II Sam. 7:1-14a; Mzm. 89:20-37; Ef. 2:11-22; Mark. 6:30-34, 53-56
Pengantar
Pada tanggal 10 Juni 2009 telah diresmikan suatu jembatan terpanjang di Indonesia sehingga jembatan tersebut menjadi salah satu landmark dan ikon Indonesia, khususnya masyarakat Jawa Timur. Jembatan tersebut disebut dengan jembatan Suramadu, yaitu singkatan dari “Surabaya – Madura”. Jembatan Suramadu menghubungkan pulau Jawa (di Surabaya) dan pulau Madura (di Bangkalan), yang mana memiliki panjang 5.438 m (5,4 km). Tujuan utama dari pembangunan jembatan Suramadu untuk mempercepat pembangunan di pulau Madura, meliputi bidang infrastruktur dan ekonomi di Madura, yang relatif tertinggal dibandingkan kawasan lain di Jawa Timur. Jembatan Suramadu yang menelan biaya sekitar Rp. 4,5 terilyun terdiri dari 3 bagian yaitu Jalan layang (“causeway”), Jembatan penghubung (“approach bridge”) dan Jembatan utama (“main bridge”). Dengan kehadiran jembatan Suramadu ini berarti pemerintah dan seluruh pihak yang terkait berhasil menghubungkan 2 wilayah yang semula berjauhan sebab dipisahkan oleh laut menjadi relatif dekat. Makna kehadiran dan fungsi suatu jembatan senantiasa merelatifkan jarak yang semula terputus dan jauh. Sehingga melalui jembatan yang telah terhubung tidak ada lagi suatu tempat atau wilayah yang terasing. Mungkin tempat atau wilayah tersebut dahulu kurang dikenal dan terkucilkan. Tetapi saat wilayah tersebut terhubungkan dengan fasilitas jembatan, maka wilayah tersebut menjadi satu-kesatuan dengan wilayah lain. Jembatan senantiasa mengintegrasikan kedua wilayah yang terputus menjadi media komunikasi publik. Demikian pula halnya dengan fasilitas jembatan Suramadu. Memang tidak berarti dahulu pulau Madura sebelumnya tidak dikenal oleh rakyat Indonesia. Karena setiap orang ke pulau Madura sejak dahulu dapat menggunakan kapal laut. Tetapi kini dengan fasilitas jembatan Suramadu, setiap orang yang berkepentingan dari Madura ke Surabaya dan sebaliknya tidak lagi tergantung kepada jadwal pelayaran, kapasitas penumpang kapal laut dan cuaca laut. Mereka dapat pergi setiap saat dengan mudah, cepat dan biaya yang relatif lebih murah.

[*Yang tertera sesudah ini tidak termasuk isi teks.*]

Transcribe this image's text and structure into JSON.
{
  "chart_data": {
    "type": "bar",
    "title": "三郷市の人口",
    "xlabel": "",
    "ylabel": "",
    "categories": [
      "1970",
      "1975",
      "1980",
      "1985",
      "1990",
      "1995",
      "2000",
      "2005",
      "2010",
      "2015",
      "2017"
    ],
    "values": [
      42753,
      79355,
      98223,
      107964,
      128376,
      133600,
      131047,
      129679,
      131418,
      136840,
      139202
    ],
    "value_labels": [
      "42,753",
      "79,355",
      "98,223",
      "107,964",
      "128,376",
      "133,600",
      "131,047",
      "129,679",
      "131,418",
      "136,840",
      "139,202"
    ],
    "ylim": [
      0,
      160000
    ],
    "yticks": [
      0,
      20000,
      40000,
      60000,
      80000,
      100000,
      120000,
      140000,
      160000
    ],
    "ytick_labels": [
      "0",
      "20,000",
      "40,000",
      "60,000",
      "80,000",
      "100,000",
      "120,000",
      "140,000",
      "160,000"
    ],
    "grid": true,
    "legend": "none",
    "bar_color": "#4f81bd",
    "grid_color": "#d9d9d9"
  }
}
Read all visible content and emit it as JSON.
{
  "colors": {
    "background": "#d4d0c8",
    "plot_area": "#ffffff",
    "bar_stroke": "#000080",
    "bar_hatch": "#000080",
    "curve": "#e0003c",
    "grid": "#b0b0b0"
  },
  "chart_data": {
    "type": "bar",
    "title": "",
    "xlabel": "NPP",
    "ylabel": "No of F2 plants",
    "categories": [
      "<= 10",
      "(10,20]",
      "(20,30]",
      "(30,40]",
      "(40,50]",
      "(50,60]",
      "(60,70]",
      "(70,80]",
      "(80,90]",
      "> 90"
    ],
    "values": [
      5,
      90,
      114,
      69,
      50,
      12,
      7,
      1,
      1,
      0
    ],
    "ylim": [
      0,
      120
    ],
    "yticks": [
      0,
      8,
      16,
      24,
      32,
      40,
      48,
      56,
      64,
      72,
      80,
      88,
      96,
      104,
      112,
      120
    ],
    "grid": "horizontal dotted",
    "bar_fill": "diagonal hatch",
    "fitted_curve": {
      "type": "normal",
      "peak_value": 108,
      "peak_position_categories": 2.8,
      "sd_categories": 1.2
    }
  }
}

Kristus Sebagai Pengantara
Sejak dahulu umat manusia telah berinteraksi dengan Allah melalui berbagai agama. Karena itu usia keberadaan agama-agama sebenarnya seusia atau sama tuanya dengan sejarah umat manusia. Melalui agama yang diyakininya umat telah belajar berdoa dan mempersembahkan korban atau ritual kepada Allah. Namun umumnya dari tiap-tiap penganut agama tersebut muncul kesadaran yang sangat kuat bahwa hakikat Allah tidak terjangkau. Allah dialami begitu transenden, jauh dan maha-tinggi. Selain itu keberadaan Allah begitu kudus dan sangat bertolak-belakang dengan hakikat manusia yang fana dan berdosa. Dengan demikian interaksi manusia dengan Allah sering menjadi interaksi yang begitu muskil. Karena itu muncul golongan imam atau resi yang mencoba untuk menjembatani kemustahilan relasi dengan Allah tersebut. Jadi agama pada dirinya tidak mampu menjembatani hubungan manusia dengan Allah secara efektif dan personal. Karena dalam prakteknya agama-agama justru sering menjauhkan manusia dengan Allah yang secara teologis dan ontologis telah begitu jauh dan tidak mungkin terjangkau. Dalam hal ini peraturan dan hukum-hukum agama justru sering menimbulkan jarak yang semakin jauh karena dipakai untuk menista, menyiksa dan membunuh sesama. Hukum dan ketentuan ilahi yang seharusnya sebagai daya dorong manusia untuk mencari dan memberlakukan kebenaran Allah justru dipakai untuk menguatkan pembenaran diri sendiri. Tidak mengherankan jikalau agama justru sering hadir untuk mempertebal tembok komunikasi dengan sesama. Agama yang seharusnya berfungsi untuk membebaskan, malahan sering berubah fungsi menjadi media yang mengasingkan sesama. Tepatnya agama dipakai atau dimanipulasi untuk melegitimasi sikap eksklusivisme yang membedakan antara umat Allah dan bukan umat Allah.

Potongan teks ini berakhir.